Monday, June 11, 2007

The Emerging Church

The Emerging Church is a movement among 20-35 evangelicals. It's an internal conversation in which they biblically examine each component of their relationship with Christ and compare it to the church they grew up loving or hating.

They then take their deeply personal relationship with Christ and seek to find their own generational expression of living a missional life. They see the weaknesses and failings of the previous generation of believers and move to avoid them. Yet they seek the council and teaching of the previous generation in ways that boomers never did.

In this conversational journey, five areas seem to be in discussion:

  1. The nature and methods of worship
  2. Biblical interpretation and Authority
  3. The roles of women & family
  4. Engaging the culture without engaging sin
  5. Living a missional life furthering God's Kingdom
The secular church world is trying to capture the movement by contemporary issues like gay rights and green living.

Some examples are:
They believe that:

  • Jesus intended his followers to interact with the culture around them, not cloister themselves away.
  • They adhere to the ancient creeds of the church: They are generally doctrinally conservative
  • They emphasize the visual and performing arts
  • When we draw closer to God we draw closer to each other, despite the denominational boundaries.
Honestly, most of what has been written about the movement has been written by 45+ church leaders they watch them take charge of the direction of the church. It's too early in the discussion to know where it will come out, but the following outcomes are likely:

New, powerful, healthy, culturally appropriate connections will be made to lost generations in the western world.
  • The secular and the sacred will no longer be divided in the Body of Christ.
  • This church will connect to each other and the world, crossing barriers with ease that held older generations back
  • They will sacrificially serve the international gospel in ways their great grandparents and grandparent's did.
  • Young religious humanists will try and carve out a place, but will largely fail and their decline will continue.
  • Terms that have been contaminated by an increasingly hostile secular society will fall out of use by these Christ followers, like evangelical, fundamentalist, Religious right, and even biblical literalists.
  • They will eventually establish ways of interacting and worshiping and being in relationship with each other, the world and Christ, and a new orthodoxy of unorthodoxy will continue to emerge.

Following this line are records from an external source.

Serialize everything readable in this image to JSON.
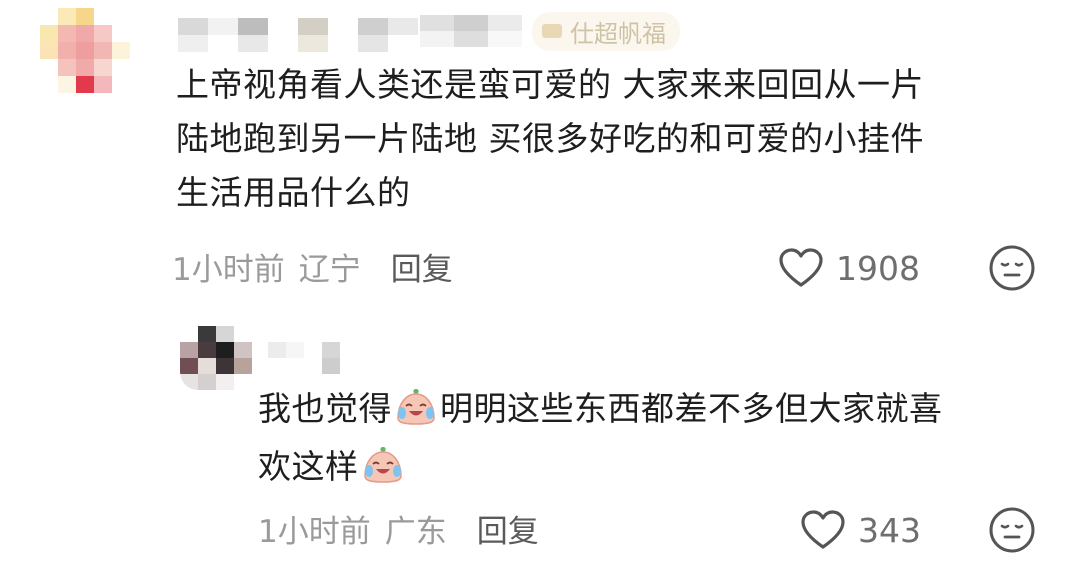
{
  "comments": [
    {
      "text_line1": "上帝视角看人类还是蛮可爱的 大家来来回回从一片",
      "text_line2": "陆地跑到另一片陆地 买很多好吃的和可爱的小挂件",
      "text_line3": "生活用品什么的",
      "time": "1小时前",
      "location": "辽宁",
      "reply_label": "回复",
      "likes": "1908",
      "header_badge_text": "仕超帆福"
    },
    {
      "text_part1": "我也觉得",
      "text_part2": "明明这些东西都差不多但大家就喜",
      "text_line2": "欢这样",
      "time": "1小时前",
      "location": "广东",
      "reply_label": "回复",
      "likes": "343"
    }
  ],
  "icons": {
    "like": "heart-outline-icon",
    "dislike": "neutral-face-icon",
    "emoji": "crying-laughing-sticker-icon"
  },
  "colors": {
    "text": "#1e1e1e",
    "meta": "#9a9a9a",
    "reply": "#5a5a5a",
    "icon": "#555555"
  }
}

In the mean time, for those of us 45+ let's pray for them, figure out what it means to become mentors as they figure out what to do as Christ has given them charge. Let's figure out how to serve this generation as they make the choice to turn their eyes outward instead of inward, to looking for moments that are about someone else instead of themselves, to create interlocking families of Kingdom purpose.

Lord, give them freedom to move in new ways, freedom from the traditions of man while maintaining a desperate love for the traditions of Christ. Guide this period of discussion and discovery, and maintain in them a passion for your word. Teach us to serve them as You bring them to full fruit.